For complete warnings, contraindications, and drug-drug interaction details, please refer to the package insert from a country where Mianserin is currently marketed (e.g., UK Summary of Product Characteristics). Formal CDSCO prescribing information is not available as the drug is not marketed in India.

Conclusion and Next Steps

Decision: Research Question

Rationale: Mianserin has a well-established antidepressant mechanism and historical RCT evidence base in neurotic/anxiety-type depression, making it biologically plausible for further investigation in neurotic depression subtypes. However, with no registered clinical trials in the target indication and a not-marketed status in India, the path to clinical application requires regulatory and strategic groundwork before commitment.

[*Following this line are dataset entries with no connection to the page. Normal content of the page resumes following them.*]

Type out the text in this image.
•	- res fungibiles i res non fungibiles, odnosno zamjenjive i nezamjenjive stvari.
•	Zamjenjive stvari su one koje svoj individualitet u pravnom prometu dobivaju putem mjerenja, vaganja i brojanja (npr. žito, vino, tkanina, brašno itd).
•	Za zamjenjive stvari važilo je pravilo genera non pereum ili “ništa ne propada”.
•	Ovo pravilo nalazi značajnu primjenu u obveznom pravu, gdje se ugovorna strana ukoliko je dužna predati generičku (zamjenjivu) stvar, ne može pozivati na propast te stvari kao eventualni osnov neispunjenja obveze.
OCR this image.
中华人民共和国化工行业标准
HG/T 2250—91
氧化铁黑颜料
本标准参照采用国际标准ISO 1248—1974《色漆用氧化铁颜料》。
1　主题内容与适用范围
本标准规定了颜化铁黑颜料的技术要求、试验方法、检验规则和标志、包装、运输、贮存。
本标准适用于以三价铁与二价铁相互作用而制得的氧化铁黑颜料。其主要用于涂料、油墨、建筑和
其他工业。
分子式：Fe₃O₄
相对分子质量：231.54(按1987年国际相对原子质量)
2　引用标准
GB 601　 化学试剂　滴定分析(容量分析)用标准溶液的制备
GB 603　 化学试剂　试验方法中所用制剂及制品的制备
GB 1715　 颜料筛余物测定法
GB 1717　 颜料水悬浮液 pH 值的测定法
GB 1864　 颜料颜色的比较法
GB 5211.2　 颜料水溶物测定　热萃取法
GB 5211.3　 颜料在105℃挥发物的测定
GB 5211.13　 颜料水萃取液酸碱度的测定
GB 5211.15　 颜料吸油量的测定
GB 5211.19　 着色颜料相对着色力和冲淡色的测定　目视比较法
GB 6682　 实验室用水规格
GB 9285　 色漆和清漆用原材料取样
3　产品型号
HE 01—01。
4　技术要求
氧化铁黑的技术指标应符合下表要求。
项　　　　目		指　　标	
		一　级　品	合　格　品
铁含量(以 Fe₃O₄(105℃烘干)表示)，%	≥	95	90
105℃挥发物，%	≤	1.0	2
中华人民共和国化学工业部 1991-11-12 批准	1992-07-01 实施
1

To proceed, the following is needed:

MOA documentation: Obtain full pharmacological profile from DrugBank API (DG002) and recent literature to characterize the α2/5-HT mechanism in detail for regulatory submissions
Package insert safety data: Download the UK or EU Summary of Product Characteristics (SPC) to extract formal contraindications and warnings (DG001 critical gap — Blocking severity)
India regulatory pathway: Assess CDSCO requirements for new drug approval or import license for a drug not currently marketed in India
Systematic literature review: Commission a formal meta-analysis specifically on Mianserin (not mirtazapine) in neurotic depression subtypes to quantify effect size vs. current standard of care
Differentiation analysis: Evaluate whether Mianserin offers advantages over its successor mirtazapine (already widely available), particularly in populations requiring specific receptor profiles or different tolerability characteristics
Evidence gap for aligned predictions: Melancholia (rank 5) and Neurotic Disorder (rank 7) share overlapping evidence and should be co-evaluated as secondary research questions in the same protocol
Disclaimer

This content is for research purposes only and does not constitute medical advice. Clinical validation is required before any clinical application.